We trained a 4-layer transformer with $d_{model} = 1024$ on the Wall Street Journal (WSJ) portion of the Penn Treebank \citep{marcus1993building}, about 40K training sentences. We also trained it in a semi-supervised setting, using the larger high-confidence and BerkleyParser corpora from with approximately 17M sentences \citep{KVparse15}. We used a vocabulary of 16K tokens for the WSJ only setting and a vocabulary of 32K tokens for the semi-supervised setting.
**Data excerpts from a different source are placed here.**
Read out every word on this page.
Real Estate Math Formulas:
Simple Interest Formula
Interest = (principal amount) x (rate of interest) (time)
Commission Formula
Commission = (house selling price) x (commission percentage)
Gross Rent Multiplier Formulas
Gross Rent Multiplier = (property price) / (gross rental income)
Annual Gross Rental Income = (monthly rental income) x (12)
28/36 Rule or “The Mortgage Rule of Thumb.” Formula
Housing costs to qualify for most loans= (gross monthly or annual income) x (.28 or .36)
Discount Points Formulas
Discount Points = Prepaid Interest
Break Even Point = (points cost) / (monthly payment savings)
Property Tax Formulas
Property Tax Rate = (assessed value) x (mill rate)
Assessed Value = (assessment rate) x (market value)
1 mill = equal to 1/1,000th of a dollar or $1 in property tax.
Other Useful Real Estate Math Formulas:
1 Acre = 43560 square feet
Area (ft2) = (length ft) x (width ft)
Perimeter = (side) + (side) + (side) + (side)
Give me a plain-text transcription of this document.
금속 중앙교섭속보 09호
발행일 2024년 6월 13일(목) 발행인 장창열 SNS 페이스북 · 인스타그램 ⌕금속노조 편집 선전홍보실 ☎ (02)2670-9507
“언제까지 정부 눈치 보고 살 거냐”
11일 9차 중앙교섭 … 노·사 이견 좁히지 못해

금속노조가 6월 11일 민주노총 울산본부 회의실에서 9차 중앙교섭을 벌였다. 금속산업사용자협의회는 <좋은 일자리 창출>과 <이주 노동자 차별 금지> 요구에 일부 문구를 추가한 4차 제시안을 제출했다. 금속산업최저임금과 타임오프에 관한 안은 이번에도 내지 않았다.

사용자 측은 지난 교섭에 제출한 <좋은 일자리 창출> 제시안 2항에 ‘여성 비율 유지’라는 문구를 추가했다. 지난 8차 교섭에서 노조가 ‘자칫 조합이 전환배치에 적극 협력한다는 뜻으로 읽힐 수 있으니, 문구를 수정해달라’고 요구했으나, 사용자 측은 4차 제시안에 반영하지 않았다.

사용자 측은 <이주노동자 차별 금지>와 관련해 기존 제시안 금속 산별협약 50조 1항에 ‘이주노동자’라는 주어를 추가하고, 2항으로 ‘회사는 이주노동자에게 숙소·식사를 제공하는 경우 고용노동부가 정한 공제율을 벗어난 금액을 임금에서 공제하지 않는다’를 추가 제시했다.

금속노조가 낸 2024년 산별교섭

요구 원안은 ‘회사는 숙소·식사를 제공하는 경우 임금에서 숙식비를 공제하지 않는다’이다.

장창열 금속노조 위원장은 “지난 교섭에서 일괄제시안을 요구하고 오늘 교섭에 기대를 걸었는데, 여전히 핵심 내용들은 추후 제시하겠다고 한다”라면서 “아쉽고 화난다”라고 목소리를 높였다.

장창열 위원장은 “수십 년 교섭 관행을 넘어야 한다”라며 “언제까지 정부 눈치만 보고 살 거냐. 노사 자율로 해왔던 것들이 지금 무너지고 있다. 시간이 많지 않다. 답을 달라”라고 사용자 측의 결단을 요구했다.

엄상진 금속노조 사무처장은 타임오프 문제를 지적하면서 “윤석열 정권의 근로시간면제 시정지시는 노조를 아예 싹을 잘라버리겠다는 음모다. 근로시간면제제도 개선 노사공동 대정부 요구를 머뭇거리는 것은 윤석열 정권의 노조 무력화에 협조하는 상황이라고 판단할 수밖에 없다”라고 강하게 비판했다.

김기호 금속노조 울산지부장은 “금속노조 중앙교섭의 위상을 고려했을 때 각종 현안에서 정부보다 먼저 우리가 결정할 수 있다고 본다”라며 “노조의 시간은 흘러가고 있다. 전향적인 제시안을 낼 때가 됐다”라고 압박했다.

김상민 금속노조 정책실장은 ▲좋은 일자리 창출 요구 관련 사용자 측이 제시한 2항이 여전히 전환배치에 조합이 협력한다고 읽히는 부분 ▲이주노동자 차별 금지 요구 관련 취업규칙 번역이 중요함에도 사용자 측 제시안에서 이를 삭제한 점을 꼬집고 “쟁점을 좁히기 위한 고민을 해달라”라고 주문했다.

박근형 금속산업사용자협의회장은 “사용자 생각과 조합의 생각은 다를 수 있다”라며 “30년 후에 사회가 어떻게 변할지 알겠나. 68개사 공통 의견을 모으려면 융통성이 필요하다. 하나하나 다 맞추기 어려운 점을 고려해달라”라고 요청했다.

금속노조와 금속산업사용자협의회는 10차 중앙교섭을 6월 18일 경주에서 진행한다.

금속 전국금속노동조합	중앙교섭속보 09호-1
We performed only a small number of experiments to select the dropout, both attention and residual (section~\ref{sec:reg}), learning rates and beam size on the Section 22 development set, all other parameters remained unchanged from the English-to-German base translation model. During inference, we increased the maximum output length to input length + $300$. We used a beam size of $21$ and $\alpha=0.3$ for both WSJ only and the semi-supervised setting.

Our results in Table~\ref{tab:parsing-results} show that despite the lack of task-specific tuning our model performs surprisingly well, yielding better results than all previously reported models with the exception of the Recurrent Neural Network Grammar \cite{dyer-rnng:16}.

In contrast to RNN sequence-to-sequence models \citep{KVparse15}, the Transformer outperforms the BerkeleyParser \cite{petrov-EtAl:2006:ACL} even when training only on the WSJ training set of 40K sentences.